The Metallica Blacklist, a compilation album released in 2021, features seven covers of the song, including a live version by Sam Fender and studio versions by Jason Isbell and the 400 Unit, Mexican Institute of Sound, Royal Blood, St. Vincent, White Reaper and YB.

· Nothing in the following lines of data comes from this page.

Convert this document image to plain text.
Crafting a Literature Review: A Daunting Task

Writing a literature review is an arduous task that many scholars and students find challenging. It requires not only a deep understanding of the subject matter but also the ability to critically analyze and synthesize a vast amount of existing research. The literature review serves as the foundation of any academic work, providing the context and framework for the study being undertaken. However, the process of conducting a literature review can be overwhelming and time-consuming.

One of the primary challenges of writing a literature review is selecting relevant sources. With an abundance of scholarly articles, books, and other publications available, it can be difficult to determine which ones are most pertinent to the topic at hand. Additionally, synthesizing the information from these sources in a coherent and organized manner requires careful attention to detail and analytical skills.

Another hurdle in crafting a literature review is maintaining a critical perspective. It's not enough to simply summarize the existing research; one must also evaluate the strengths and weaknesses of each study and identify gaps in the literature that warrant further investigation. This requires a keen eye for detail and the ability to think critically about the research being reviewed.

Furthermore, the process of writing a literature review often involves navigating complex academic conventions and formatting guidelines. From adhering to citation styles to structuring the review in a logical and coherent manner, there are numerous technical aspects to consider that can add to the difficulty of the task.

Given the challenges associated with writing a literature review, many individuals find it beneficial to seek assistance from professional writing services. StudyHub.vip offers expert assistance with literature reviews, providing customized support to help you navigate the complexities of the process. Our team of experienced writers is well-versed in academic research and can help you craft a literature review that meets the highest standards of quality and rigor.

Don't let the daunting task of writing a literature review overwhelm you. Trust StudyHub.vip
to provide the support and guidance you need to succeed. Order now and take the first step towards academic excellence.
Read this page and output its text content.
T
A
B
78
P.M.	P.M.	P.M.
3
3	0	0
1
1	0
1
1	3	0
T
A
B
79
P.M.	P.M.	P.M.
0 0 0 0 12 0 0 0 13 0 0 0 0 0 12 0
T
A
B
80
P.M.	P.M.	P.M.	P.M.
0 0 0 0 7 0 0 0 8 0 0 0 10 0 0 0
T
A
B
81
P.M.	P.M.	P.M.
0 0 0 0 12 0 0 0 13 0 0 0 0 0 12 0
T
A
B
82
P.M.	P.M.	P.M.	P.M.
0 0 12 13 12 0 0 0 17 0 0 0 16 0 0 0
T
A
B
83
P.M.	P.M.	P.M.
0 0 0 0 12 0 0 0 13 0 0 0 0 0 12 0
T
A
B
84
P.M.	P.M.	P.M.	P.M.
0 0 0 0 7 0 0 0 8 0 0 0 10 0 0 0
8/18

The soundtrack of EA Sports College Football 27 features a cover of this song recorded by the Carolina Band of the University of South Carolina, who won Metallica's "For Whom the Band Tolls" college marching band contest in 2025.

==Samples==

Kid Rock sampled the track for his song "American Bad Ass" from his 2000 album The History of Rock.

==Charts==

| Chart (1992–1993) | Peak position |
|---|---|
| Australia (ARIA) | 48 |
| Belgium (Ultratop 50 Flanders) | 50 |
| Canada Retail Singles (The Record) | 34 |
| Denmark (IFPI) | 3 |
| Europe (Eurochart Hot 100) | 22 |
| Finland (Suomen virallinen lista) | 1 |
| Germany (GfK) | 42 |
| Ireland (IRMA) | 13 |
| Netherlands (Dutch Top 40) | 17 |
| Netherlands (Single Top 100) | 10 |
| New Zealand (Recorded Music NZ) | 42 |
| Norway (VG-lista) | 5 |
| Portugal (AFP) | 2 |
| Sweden (Sverigetopplistan) | 31 |
| UK Singles (Official Charts) | 20 |
| US Billboard Hot 100 | 98 |
| US Mainstream Rock (Billboard) | 15 |

| Chart (2026) | Peak position |
|---|---|
| Greece International (IFPI) | 29 |

==Certifications==

| Region | Certification | Certified units/sales |
| Australia (ARIA) | 2× Platinum | 140,000^{‡} |
| New Zealand (RMNZ) | Platinum | 30,000^{‡} |
| United States (RIAA) | 2× Platinum | 2,000,000^{‡} |
Streaming
| Greece (IFPI Greece) | Gold | 1,000,000^{†} |
^{‡} Sales+streaming figures based on certification alone. ^{†} Streaming-only figures based on certification alone.